Peugeot Darl’Mat

Peugeot Darl`Mat

Peugeots Serienstromlinie als Erfolgsbasis

Atemberaubend schnell und gleichzeitig aufsehenerregend bizarr sollte die neue Kreation des Pariser Peugeot Vertreters Emile Darl´Mat und seiner beiden Freunde, des Zahnarztes Georges Paulin und des Karossiers Marcel Pourtouts werden. 1936 schufen sie für Peugeot in Sochaux auf Peugeot 302 – Basis in beispielhafter Teamarbeit einen zweisitzigen Roadster, dessen futuristische Formgebung damals wohl kaum jemanden kalt ließ.
Diese sportlichen Peugeot Darl´Mat wurden als Kleinstserie in Sochaux produziert und erreichten sehr bald einen spektakulären Bekanntheitsgrad. Ihren Höhepunkt erreichten sie als drei von Ihnen, mittlerweile auf Peugeot 402 légère – Basis aufgebaut, beim 24-Stundenrennen 1937 in Le Mans ihren Konkurrenten die Zähne zeigten. Nachdem sich das riesige Teilnehmerfeld am Ende bis auf siebzehn Fahrzeuge gelichtet hatte, belegten die drei Peugeot Darl´Mat im Gesamtklassement die Plätze sieben, acht und zehn.
Ursprünglich bildete die Ausgangslage für den Darl´Mat das Fahrwerk des im Oktober 1936 herausgebrachten Peugeot 302 mit stabilem Rahmen, unabhängiger Radaufhängung und hydraulischen Stoßdämpfern. Schon ein Jahr später wählten die drei Freunde allerdings das für ihre Zwecke vorteilhaftere Chassis des 402 Légère mit Tiefbett-Kastenrahmen und breiterer Spur.
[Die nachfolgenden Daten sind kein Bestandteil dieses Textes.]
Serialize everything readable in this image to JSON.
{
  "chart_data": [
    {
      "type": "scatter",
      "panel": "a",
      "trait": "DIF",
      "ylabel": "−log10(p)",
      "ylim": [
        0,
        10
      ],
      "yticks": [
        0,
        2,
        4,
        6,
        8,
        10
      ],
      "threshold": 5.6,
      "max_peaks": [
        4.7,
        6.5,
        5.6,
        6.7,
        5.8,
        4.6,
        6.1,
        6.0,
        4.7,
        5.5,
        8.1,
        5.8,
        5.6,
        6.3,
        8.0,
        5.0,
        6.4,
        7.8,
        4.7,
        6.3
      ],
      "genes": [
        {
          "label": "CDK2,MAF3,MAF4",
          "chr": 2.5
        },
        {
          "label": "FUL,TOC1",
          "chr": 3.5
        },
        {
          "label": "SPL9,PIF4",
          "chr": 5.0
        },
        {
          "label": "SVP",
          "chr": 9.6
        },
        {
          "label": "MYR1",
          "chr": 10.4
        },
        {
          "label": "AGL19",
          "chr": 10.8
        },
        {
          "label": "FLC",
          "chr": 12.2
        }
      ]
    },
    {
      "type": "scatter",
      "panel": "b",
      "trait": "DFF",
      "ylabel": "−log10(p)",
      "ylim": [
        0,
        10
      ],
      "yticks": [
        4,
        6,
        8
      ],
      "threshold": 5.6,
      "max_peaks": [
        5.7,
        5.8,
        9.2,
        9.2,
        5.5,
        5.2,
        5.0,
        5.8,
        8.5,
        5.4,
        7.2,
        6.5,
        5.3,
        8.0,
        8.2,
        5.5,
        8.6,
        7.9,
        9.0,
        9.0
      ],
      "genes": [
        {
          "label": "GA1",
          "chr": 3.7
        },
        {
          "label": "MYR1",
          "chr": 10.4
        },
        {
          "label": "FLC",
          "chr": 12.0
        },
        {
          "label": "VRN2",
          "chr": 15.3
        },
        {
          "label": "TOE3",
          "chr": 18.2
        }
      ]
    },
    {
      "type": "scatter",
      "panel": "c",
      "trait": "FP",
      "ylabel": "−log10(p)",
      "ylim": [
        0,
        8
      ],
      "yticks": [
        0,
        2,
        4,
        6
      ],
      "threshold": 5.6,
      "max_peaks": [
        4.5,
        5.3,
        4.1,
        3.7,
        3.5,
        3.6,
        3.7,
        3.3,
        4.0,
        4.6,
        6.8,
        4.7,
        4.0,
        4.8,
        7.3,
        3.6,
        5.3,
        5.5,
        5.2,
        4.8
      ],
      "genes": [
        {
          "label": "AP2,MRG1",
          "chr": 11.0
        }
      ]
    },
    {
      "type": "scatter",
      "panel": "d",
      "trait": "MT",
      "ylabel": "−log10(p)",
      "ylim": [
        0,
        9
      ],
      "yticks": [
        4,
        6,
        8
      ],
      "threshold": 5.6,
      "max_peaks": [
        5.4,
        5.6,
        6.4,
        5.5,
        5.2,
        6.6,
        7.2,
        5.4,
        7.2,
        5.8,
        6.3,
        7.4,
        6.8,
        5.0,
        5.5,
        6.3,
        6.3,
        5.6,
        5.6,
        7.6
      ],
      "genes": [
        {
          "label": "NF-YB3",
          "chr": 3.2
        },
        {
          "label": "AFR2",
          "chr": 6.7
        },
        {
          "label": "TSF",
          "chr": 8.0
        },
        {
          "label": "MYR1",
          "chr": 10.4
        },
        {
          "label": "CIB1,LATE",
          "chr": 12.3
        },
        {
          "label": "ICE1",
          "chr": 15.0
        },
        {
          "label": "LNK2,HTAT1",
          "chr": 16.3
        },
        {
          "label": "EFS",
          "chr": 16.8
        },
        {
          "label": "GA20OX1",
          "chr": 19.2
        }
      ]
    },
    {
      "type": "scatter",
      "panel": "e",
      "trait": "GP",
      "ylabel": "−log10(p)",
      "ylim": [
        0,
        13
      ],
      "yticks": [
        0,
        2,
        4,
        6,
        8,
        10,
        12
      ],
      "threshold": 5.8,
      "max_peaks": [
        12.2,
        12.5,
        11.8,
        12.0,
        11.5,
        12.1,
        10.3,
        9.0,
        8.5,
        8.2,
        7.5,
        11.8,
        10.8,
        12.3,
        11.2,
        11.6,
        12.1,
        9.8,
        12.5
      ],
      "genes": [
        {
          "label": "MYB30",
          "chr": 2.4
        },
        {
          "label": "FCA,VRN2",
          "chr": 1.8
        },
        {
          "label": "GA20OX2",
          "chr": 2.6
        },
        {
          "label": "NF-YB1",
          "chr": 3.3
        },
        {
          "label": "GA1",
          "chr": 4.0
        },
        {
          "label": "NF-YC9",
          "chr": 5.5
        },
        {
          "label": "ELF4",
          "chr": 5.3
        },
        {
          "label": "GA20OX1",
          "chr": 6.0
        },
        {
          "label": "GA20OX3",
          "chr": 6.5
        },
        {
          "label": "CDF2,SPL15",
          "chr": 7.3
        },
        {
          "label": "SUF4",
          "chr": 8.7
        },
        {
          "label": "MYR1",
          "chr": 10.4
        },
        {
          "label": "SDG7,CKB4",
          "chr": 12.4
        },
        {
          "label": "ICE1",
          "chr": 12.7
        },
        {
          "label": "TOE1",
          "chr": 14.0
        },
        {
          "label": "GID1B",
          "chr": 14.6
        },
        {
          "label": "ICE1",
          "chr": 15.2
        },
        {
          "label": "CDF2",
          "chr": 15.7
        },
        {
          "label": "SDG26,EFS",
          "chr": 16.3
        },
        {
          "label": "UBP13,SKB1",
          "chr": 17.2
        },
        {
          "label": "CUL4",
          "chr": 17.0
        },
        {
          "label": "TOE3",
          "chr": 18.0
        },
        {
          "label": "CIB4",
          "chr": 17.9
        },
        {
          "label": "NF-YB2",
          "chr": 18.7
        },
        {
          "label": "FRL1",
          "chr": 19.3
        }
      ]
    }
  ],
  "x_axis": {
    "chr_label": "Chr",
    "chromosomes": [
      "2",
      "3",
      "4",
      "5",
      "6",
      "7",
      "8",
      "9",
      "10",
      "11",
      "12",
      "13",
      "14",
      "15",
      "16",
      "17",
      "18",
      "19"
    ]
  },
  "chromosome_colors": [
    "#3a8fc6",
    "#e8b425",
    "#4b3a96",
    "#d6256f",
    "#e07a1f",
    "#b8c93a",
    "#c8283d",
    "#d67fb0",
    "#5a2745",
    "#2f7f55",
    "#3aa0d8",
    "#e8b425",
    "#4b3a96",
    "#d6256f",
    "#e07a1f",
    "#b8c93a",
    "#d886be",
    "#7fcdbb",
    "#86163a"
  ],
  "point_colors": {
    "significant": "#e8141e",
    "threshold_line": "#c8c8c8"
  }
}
Als Antriebsaggregat diente der von Darl´Mat getunte 402-Motor mit 1991 Kubikzentimeter Hubrauminhalt. Der Vierzylinder besaß im Zylinderkopf hängende Ventile, die über Stoßstangen und Kipphebel betätigt wurden. Er brachte es auf eine Leistung von 70 Pferdestärken und erreichte so bei einer Testfahrt in Le Mans ganz locker eine Höchstgeschwindigkeit von 150 Stundenkilometern. Aber damit war noch nicht das letzte Wort zu diesem Thema gesprochen. Denn wenig später verwendete der sportbegeisterte Peugeot-Vertreter einen neuen Zylinderkopf aus Aluminium. Der langhubige Motor war nun höher verdichtet, hatte andere Vergaser und leistete jetzt 82 Pferdestärken bei 4500 Umdrehungen in der Minute. Für die Kraftübertragung auf die Hinterräder sorgte ab 1938 ein aufwendiges elektromagnetisches Cotal-Getriebe, das das handgeschaltete Vierganggetriebe ablöste und ungewöhnlich wie es ist über vier Rückwärtsgänge verfügte.
Die Darl´Mat mit diesen leistungsgesteigerten Motoren, wie dieser aus dem Automuseum Deventer,  brachten es auf eine für jene Zeit doch ziemlich beeindruckende Spitzengeschwindigkeit von 170 Stundenkilometern und konnten sich in Le Mans mit Bugatti und Co. durchaus messen.
Die Linienführung des recht tiefliegenden Darl´Mat war sehr außergewöhnlich und beinahe futuristisch zu nennen mit seinen organisch ineinander übergehenden Formen, den geschwungenen Linien, der stark ausgeprägten fledermausartigen Kotflügelgestaltung und den effektiv platzierten Art Deco Elementen. Eine neue, ausgesprochen aerodynamisch wirkende, Karosserielinie hatte  Peugeot mit dem 402 von 1935 und dem 302 von 1936 schon vorgegeben. Der Wasserfall-Kühlergrill mit den dahinterliegenden Scheinwerfern, die flache Dachlinie, vollverschalte Hinterräder und ein steil abfallendes Heck boten dem Wind eine nur geringe Angriffsfläche. Entstanden ist dies fortschrittliche Design, das den 402 zu einem der ersten europäischen Stromlinienwagen machte, übrigens ganz klar inspiriert vom Chrysler Airflow, anno 1935 unter erheblichem Druck. Schließlich kam Konkurrent Citroen ein Jahr zuvor mit der Revolution mit Namen Traction Avant auf den Markt. Wer damit konkurrieren wollte, ohne das gleiche bieten zu können, musste sich schon etwas besonderes einfallen lassen. Die rundlich aerodynamische Linie war da ein guter Anfang.